Description
Currently, Cholesky will fail on PSD but not PD matrices, because it calls ?pptrf
.
use ndarray::{array, Array, Axis};
use ndarray_linalg::cholesky::*;
fn main() -> Result<(), Box<dyn std::error::Error>> {
let x1 = array![1., 2., 3., 4., 7.];
let x2 = array![-1., 2., 3., 5., 8.];
let x3 = array![1., -2., 3., 6., 9.];
let x4 = &x1 * 1. + &x2 * 2. - &x3 * 3.;
let xs = [x1, x2, x3, x4];
let xs = xs
.iter()
.map(|x| x.view().insert_axis(Axis(1)))
.collect::<Vec<_>>();
let X = ndarray::stack(Axis(1), &xs)?;
println!("{:?}", X);
let XTX = X.t().dot(&X);
println!("{:?}", XTX);
let chol = XTX.factorizec(UPLO::Lower)?; // Error: Lapack { return_code: 4 }
Ok(())
}
However, if we allow pivoting, then we can return a cholesky factor U
, pivot matrix P
such that P U^T U P^T = A
for an input matrix A
that's merely PSD (this also returns the rank r
).
It would be nice if ndarray-linalg could also provide this pivoted version, e.g., as shown here in python:
from scipy.linalg.lapack import dpstrf
import numpy as np
xt = np.array([
[1, 2, 3, 4, 7],
[-1, 2, 3, 5, 8],
[1, -2, 3, 6, 9]]).astype(float)
x = np.insert(xt, len(xt), xt[0] + 2 * xt[1] - 3 * xt[2], axis=0).T
xtx = x.T.dot(x)
U, P, rank, info = dpstrf(xtx)
assert info > 0
assert rank == 3
P -= 1
U = np.triu(U)
invP = np.empty_like(P)
invP[P] = np.arange(len(P), dtype=int)
print(np.linalg.norm(U.T.dot(U)[np.ix_(invP, invP)] - xtx, ord='fro')) # row indexing inverts permutations
# 3.552713678800501e-14
An interesting design question would be what the interface should be.

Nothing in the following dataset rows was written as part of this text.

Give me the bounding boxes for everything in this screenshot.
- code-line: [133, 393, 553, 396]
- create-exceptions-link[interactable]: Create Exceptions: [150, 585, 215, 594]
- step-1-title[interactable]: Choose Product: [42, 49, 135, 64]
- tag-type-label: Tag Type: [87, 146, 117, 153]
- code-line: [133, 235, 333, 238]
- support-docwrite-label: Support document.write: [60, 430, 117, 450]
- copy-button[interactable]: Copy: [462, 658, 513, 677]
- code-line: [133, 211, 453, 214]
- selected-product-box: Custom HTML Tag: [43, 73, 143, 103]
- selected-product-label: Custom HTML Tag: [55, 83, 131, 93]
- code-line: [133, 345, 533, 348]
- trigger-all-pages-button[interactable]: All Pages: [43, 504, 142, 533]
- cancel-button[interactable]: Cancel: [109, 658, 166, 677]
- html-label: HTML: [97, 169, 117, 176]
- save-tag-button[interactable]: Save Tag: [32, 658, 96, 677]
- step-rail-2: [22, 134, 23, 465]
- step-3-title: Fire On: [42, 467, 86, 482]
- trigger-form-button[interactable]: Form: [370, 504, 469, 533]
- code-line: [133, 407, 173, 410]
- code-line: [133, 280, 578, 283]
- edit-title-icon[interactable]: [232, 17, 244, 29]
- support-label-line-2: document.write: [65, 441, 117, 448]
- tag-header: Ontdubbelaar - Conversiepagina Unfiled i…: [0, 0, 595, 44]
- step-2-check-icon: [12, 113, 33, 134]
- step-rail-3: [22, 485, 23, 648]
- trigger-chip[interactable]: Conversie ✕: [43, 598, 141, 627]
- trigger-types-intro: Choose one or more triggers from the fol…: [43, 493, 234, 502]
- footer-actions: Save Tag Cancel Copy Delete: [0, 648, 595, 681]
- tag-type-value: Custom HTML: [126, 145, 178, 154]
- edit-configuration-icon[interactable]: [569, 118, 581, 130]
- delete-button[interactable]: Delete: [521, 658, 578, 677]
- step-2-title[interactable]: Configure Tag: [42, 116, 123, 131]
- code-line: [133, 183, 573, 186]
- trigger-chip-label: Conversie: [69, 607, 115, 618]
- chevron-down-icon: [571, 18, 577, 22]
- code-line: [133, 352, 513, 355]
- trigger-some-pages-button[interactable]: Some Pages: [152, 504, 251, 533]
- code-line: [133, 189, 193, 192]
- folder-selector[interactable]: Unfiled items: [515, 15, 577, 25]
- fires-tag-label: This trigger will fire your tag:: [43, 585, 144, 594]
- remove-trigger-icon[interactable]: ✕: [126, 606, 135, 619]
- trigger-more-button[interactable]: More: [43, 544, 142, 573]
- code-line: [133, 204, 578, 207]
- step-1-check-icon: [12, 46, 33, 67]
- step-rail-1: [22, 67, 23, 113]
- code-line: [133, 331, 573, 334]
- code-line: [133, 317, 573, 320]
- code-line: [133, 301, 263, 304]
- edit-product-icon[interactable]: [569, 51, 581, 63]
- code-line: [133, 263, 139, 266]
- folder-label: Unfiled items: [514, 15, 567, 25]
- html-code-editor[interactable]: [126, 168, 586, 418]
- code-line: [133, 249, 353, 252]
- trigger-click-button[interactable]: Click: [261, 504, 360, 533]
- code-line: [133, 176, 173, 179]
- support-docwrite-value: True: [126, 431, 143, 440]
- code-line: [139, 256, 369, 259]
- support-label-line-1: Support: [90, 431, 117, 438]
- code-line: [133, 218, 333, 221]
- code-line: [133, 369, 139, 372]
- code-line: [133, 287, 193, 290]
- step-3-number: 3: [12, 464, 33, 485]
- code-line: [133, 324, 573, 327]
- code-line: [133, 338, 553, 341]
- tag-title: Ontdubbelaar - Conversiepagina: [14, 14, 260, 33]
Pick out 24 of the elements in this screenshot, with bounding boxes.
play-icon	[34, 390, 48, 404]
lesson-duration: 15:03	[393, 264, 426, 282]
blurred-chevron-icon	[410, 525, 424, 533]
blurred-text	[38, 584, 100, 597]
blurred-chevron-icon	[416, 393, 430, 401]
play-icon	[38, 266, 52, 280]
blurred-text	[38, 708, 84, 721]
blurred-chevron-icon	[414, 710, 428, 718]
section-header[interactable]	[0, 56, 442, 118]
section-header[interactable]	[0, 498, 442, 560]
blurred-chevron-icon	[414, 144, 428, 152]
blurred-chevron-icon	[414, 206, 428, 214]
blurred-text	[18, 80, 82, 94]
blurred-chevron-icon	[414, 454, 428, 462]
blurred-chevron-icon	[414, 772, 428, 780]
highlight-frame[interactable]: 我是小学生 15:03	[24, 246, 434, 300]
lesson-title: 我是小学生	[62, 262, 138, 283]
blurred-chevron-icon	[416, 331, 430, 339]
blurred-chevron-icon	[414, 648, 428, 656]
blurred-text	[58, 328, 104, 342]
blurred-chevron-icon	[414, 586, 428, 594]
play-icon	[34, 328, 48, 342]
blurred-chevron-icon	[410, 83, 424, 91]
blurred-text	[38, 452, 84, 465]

Clearly this routine should return the factor, pivot, and rank in some form. But it'd be nice if I could take my pivoted Cholesky output, truncate U
to its leading principal minor of order r
, and initialize a CholeskyFactorized
struct directly, so that I can just re-use existing methods for solving the reduced subsystem.